En 1993, Matthias Langhoff met en scène la pièce, dans une traduction d'André Markowicz et Françoise Morvan, au Théâtre National de Bretagne à Rennes. La pièce sera reprise en 1994 au Théâtre de la Ville. Le metteur en scène participe également à la création de la scénographie et des costumes avec Catherine Rankl et Jean-Marc Stehlé. Les personnages de Macha, Olga et Irina sont respectivement interprétés par Evelyne Didi, Christiane Cohendy et Agnès Dewitte, celui d'Andreï par Pascal Bongard. Le reportage présente trois extraits. Le premier est issu du premier acte : Verchinine, lieutenant-colonel et commandant de batterie, arrive chez les Prozorov et retrouve les trois sœurs qu'il connut lorsqu'elles étaient enfants. Les deux autres extraits sont issus du deuxième acte : Touzenbach, baron et lieutenant (interprété par Yann Collette), discute avec Verchinine et Macha au sujet du progrès, du travail et du bonheur. La mise en scène allie réalisme et grotesque. Elle fait parfois appel au cinéma en projetant successivement les visages d'ouvriers et de paysans en armes dans la Russie des années 20 puis de soldats de l'URSS.

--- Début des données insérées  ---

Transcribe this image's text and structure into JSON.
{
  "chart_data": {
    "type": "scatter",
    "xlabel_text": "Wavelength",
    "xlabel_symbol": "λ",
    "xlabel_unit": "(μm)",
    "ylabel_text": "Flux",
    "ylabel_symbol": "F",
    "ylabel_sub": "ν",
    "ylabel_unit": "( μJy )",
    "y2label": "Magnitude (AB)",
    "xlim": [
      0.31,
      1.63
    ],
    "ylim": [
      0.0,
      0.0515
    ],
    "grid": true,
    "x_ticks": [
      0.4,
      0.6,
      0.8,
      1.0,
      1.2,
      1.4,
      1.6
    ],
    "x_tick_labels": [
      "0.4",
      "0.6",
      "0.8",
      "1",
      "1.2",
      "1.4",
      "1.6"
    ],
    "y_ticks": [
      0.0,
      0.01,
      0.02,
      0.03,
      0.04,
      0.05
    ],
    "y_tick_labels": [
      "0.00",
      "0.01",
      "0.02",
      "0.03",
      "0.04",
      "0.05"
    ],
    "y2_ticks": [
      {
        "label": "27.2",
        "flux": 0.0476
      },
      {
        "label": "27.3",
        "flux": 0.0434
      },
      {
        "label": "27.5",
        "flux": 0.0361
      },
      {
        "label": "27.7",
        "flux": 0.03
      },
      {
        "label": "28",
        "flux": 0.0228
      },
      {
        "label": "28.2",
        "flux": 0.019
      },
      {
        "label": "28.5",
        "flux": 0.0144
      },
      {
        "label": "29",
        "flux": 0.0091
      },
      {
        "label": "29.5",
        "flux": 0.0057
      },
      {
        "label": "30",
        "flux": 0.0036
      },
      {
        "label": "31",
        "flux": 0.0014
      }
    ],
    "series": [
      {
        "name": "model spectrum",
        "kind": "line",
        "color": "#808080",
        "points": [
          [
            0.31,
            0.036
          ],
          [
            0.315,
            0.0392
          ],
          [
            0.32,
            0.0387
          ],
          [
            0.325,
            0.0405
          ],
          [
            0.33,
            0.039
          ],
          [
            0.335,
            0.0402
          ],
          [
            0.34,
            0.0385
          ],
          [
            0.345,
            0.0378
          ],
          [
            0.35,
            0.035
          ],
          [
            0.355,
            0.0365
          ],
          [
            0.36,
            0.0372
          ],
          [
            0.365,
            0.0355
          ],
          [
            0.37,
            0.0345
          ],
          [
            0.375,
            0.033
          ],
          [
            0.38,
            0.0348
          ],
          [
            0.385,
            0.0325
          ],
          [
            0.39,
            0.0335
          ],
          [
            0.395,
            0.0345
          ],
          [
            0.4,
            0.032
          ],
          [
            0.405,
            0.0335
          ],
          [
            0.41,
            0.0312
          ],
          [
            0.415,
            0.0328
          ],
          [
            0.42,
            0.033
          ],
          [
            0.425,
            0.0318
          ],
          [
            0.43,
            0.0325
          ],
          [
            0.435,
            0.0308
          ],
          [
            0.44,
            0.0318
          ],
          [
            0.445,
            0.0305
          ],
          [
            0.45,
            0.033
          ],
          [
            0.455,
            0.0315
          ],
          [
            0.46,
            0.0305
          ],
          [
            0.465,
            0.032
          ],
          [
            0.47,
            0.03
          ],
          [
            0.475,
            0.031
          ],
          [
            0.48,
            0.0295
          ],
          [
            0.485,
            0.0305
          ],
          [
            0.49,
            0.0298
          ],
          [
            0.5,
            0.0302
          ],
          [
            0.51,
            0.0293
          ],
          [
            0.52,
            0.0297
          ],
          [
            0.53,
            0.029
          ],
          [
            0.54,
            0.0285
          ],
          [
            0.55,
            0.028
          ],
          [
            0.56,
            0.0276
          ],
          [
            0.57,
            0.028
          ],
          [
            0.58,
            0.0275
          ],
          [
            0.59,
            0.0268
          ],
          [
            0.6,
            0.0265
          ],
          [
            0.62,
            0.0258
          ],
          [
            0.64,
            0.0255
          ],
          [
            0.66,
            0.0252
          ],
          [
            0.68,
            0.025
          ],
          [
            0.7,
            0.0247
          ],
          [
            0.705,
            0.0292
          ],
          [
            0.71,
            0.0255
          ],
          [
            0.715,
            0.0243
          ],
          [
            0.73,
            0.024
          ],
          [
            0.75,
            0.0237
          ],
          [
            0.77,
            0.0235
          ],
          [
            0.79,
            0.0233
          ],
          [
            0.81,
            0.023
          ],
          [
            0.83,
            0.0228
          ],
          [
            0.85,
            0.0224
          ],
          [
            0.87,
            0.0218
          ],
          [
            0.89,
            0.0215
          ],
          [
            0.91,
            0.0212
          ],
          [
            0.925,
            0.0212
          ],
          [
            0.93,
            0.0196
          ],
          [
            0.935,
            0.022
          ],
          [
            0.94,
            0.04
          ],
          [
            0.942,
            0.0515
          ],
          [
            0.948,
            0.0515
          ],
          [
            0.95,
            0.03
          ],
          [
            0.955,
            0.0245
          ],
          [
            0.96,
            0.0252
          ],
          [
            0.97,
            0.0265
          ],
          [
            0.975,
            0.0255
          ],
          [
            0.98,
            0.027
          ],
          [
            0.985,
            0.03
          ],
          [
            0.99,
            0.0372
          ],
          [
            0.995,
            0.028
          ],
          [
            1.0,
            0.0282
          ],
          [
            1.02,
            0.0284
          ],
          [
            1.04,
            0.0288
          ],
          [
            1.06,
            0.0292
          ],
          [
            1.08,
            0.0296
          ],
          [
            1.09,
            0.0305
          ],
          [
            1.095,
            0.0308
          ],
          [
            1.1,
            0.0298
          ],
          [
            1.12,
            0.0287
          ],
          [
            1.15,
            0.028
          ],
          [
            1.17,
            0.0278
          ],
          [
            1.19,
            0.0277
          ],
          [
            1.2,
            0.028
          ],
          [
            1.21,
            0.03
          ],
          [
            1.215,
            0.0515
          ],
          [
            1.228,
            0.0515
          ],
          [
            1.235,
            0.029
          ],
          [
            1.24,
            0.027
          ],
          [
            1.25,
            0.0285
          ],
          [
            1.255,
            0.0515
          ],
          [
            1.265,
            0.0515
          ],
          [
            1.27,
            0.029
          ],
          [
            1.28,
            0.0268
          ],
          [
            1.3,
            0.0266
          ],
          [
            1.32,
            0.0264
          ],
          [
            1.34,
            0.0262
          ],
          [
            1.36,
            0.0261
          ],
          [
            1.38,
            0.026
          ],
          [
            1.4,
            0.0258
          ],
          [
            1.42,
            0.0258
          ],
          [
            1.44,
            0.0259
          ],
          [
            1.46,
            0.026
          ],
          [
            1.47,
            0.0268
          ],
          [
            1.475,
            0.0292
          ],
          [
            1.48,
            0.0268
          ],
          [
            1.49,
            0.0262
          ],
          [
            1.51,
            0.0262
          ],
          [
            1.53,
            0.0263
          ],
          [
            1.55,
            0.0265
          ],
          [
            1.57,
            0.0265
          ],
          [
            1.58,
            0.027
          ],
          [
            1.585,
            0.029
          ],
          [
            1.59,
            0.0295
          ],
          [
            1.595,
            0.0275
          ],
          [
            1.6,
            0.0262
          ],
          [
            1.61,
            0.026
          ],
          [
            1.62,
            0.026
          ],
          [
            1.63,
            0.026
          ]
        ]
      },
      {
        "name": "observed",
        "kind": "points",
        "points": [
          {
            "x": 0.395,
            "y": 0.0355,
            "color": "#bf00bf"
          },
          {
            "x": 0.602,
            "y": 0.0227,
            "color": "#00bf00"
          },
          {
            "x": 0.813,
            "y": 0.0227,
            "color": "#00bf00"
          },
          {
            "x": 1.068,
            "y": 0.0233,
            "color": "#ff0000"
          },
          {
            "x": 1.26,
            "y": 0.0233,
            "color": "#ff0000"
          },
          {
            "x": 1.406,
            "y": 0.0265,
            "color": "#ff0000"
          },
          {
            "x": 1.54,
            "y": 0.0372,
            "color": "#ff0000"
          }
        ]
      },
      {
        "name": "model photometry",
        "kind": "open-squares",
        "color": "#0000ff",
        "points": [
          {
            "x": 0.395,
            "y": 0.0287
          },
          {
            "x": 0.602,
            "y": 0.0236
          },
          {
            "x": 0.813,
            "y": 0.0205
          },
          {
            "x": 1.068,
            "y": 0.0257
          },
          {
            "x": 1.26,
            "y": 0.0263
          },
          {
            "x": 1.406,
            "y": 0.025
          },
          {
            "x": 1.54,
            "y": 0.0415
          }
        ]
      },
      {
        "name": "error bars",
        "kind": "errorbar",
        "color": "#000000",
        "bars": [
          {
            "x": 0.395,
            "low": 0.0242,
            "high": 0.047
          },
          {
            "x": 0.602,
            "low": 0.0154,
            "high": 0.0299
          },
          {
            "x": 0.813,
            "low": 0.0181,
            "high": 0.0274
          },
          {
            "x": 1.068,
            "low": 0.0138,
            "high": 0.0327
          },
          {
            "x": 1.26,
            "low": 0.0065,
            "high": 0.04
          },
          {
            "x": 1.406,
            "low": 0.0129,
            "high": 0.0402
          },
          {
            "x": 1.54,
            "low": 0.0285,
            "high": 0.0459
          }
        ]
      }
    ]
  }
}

L'interprétation de la pièce fait écho à l'histoire de l'Europe de l'Est. Au cours d'un entretien, Matthias Langhoff insiste sur l'importance de l'Histoire dans la fable ; la pièce ne saurait ainsi être considérée pour le seul drame intime qui s'y joue, comme dans certaines œuvres d'Ibsen. Passé et présent demeurent en conflit permanent et, s'il est toujours question de l'avenir, nul ne semble pouvoir entreprendre quoi que ce soit pour faire évoluer sa propre histoire.
En 1994, la pièce reçut le « Grand Prix du Syndicat de la critique ».